First, let us believe this: in Christ, we belong to one another as one small part of the universal church. The church is the new temple, which has filled the earth at ten million points. This new temple is built on the foundation of scripture, it is centered on Christ, and it is filled with the Spirit of God.

What should we do to make this unity real in our congregation? Three things:

First: let’s make sure that CDPCKL’s foundation is the Word of God, centered on Christ.

Second: let’s be very careful to only speak strongly where scripture speaks strongly. Where scripture is silent, let’s be as kind and gracious and as flexible as possible.

Third: let’s make sure to keep reading scripture together. We are all drinking the living water from the same central well. We do all approach the well from slightly different directions, but that doesn’t make us competitors, that makes us contributors. By speaking up, by asking one another, “Where do you find this idea in scripture?” we are helping one another remain centered on scripture, centered on Christ.

If we focus on believing these things and doing these things as a community, God will protect us from becoming like the Jews and their temple: singular, closed off, impossible for outsiders to enter.
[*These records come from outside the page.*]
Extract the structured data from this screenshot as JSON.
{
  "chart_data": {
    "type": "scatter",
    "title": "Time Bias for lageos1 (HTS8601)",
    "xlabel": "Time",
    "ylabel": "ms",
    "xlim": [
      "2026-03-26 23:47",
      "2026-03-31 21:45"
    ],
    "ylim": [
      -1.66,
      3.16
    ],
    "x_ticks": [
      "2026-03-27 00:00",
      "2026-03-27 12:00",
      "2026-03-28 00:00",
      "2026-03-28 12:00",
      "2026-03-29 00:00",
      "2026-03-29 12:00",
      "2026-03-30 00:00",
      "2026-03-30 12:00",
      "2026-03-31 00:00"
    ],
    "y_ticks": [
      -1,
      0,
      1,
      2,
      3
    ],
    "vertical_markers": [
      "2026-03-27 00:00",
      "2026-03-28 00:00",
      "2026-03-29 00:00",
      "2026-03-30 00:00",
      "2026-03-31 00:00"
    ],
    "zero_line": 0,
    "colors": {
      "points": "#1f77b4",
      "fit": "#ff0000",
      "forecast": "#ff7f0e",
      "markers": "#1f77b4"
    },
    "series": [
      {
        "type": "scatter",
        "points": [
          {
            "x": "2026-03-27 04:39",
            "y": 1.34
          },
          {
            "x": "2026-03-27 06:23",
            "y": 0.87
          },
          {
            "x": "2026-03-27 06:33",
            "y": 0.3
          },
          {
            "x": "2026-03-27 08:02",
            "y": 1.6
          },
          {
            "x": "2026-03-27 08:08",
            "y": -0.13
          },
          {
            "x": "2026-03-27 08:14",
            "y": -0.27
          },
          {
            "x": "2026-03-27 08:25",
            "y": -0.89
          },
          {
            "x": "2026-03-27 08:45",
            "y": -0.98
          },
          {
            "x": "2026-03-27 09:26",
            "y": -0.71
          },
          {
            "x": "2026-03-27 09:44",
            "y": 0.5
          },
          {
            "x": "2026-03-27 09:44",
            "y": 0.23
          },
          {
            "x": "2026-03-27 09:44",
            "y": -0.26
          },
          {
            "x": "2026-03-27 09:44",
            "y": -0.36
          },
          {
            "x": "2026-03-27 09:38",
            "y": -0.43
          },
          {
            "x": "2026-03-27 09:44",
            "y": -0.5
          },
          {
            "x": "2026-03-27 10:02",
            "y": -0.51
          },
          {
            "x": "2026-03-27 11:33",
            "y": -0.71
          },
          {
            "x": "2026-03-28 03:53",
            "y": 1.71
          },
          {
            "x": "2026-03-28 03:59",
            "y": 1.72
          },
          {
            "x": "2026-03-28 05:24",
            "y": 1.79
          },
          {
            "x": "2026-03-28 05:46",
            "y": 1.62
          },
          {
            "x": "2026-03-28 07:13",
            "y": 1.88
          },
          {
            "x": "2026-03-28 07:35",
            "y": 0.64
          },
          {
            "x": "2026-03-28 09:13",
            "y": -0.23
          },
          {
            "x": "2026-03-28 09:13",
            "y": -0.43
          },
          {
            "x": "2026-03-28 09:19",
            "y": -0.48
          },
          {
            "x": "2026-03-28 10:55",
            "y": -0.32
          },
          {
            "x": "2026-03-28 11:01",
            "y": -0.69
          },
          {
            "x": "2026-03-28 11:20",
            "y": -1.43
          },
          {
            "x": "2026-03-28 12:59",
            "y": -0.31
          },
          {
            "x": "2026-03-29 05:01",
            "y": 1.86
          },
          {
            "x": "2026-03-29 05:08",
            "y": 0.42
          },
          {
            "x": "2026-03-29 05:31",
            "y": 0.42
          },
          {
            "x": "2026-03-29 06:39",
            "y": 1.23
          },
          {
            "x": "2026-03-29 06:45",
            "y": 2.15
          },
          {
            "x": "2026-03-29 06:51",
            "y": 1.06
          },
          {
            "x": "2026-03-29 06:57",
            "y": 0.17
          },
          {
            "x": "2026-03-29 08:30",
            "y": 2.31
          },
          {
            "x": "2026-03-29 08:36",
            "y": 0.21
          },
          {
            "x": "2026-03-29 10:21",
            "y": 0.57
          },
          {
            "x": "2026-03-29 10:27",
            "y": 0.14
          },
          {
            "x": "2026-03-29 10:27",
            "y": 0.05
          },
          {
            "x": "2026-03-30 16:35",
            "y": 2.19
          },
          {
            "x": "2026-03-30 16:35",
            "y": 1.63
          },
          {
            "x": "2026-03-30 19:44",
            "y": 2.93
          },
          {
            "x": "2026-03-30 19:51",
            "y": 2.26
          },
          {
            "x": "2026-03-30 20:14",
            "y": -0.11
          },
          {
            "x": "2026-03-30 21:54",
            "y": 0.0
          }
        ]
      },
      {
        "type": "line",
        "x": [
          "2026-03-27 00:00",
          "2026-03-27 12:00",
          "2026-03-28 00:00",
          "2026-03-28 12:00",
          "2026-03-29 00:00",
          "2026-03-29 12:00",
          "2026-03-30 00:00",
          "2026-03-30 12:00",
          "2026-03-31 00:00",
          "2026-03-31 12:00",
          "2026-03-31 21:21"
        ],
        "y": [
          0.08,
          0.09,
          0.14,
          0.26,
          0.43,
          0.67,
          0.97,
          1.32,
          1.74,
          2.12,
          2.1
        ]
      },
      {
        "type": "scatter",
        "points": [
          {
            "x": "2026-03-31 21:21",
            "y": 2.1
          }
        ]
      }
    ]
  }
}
By believing and doing these things we not only help ourselves feel like we belong, we also show the outside world that our church is part of the new, open, inclusive, international temple where anyone may approach, and claim the blood of Christ, and enter into God’s presence.

That’s what we wanna do. That’s what we wanna be. This is the first of the good works that God has prepared in advance for us to do as a church community. So let’s figure out together how we’re gonna do that — always remembering that it is our Father who is building us together to become a dwelling in which he lives by his spirit.